# Help !! Starting a P.D. website?



## Boxer3 (Oct 24, 2007)

Trying to start a website for a municipal police department. We have a town website that lacks the features that I would need to set up a professional looking site, so that is not an option. However, I can provide a link on the town site to my own website (which I will have to build from the ground up). I am semi-computer literate and I looking to be pointed in the right direction. I don't mind the work just looking for any info or suggestions.

Thanks.


----------



## SOT (Jul 30, 2004)

Gil does websites, he can do yours if he has the time and you have the money.
He's done a lot of websites.


----------



## Gil (Jun 15, 1998)

I am semi-retired tho... Have not kept up with the latest and greatest techniques... Wolfman also does web design.

As far as teaching html etc.... I suck at that.

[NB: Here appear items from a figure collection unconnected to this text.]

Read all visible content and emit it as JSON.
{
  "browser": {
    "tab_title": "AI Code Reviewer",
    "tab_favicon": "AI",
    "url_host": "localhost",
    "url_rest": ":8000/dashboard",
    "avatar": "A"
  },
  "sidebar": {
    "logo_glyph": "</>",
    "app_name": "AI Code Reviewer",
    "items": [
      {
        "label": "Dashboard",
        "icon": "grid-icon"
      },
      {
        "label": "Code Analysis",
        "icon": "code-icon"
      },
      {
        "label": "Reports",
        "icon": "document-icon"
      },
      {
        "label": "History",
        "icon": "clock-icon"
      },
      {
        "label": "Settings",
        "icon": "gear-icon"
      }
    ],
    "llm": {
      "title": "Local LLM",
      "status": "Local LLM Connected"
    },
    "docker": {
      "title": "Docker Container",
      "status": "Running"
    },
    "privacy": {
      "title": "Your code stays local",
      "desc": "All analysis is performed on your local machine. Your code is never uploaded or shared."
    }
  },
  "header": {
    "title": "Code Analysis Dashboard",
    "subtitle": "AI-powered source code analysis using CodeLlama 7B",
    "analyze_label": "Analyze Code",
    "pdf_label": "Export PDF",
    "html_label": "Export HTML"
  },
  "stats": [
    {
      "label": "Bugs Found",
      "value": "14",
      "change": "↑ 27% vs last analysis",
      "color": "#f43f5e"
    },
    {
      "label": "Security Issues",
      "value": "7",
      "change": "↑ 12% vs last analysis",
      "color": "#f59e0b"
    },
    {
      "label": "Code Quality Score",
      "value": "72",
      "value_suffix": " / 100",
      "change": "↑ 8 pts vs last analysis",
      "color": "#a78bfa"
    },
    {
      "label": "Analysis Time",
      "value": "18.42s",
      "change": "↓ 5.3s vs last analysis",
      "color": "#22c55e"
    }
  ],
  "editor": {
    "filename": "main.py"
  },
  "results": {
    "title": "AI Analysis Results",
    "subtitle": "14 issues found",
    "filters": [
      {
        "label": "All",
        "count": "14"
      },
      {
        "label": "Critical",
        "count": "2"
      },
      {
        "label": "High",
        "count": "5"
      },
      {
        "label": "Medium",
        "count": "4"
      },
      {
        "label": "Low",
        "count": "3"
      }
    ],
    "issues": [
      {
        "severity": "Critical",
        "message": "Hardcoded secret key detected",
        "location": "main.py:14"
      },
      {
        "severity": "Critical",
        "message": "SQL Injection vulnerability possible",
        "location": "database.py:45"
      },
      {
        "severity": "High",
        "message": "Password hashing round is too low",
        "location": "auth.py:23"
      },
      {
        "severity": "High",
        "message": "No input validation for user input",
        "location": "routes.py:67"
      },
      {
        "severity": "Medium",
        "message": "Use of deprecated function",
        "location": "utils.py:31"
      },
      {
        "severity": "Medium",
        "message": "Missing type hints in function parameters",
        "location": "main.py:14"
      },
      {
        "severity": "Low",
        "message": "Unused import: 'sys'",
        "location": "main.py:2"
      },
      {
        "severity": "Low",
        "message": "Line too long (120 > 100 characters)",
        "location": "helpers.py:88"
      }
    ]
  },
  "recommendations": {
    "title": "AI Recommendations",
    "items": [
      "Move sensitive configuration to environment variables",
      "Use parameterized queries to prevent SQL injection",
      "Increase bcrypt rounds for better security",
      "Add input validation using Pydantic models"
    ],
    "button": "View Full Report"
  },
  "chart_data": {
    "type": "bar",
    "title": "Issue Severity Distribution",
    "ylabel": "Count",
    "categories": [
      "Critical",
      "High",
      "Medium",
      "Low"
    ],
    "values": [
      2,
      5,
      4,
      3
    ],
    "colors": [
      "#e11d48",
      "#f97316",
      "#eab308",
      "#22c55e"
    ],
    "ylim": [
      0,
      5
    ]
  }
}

You might want to take a look at http://www.htmlgoodies.com/ that's where I started getting my info when i started.


----------



## Hawgcop15 (Mar 1, 2007)

Call Bill Duggan at Maynard Police Department. He did a good job on ours ...
www.maynardpolice.com


----------



## SOT (Jul 30, 2004)

Somerset PD has a nice one too!


----------



## Big.G (Nov 28, 2006)

Plainville did a nice job on theirs too.

http://www.police.plainville.ma.us/


----------



## Boxer3 (Oct 24, 2007)

Thanks for the info! I'll get on it.


----------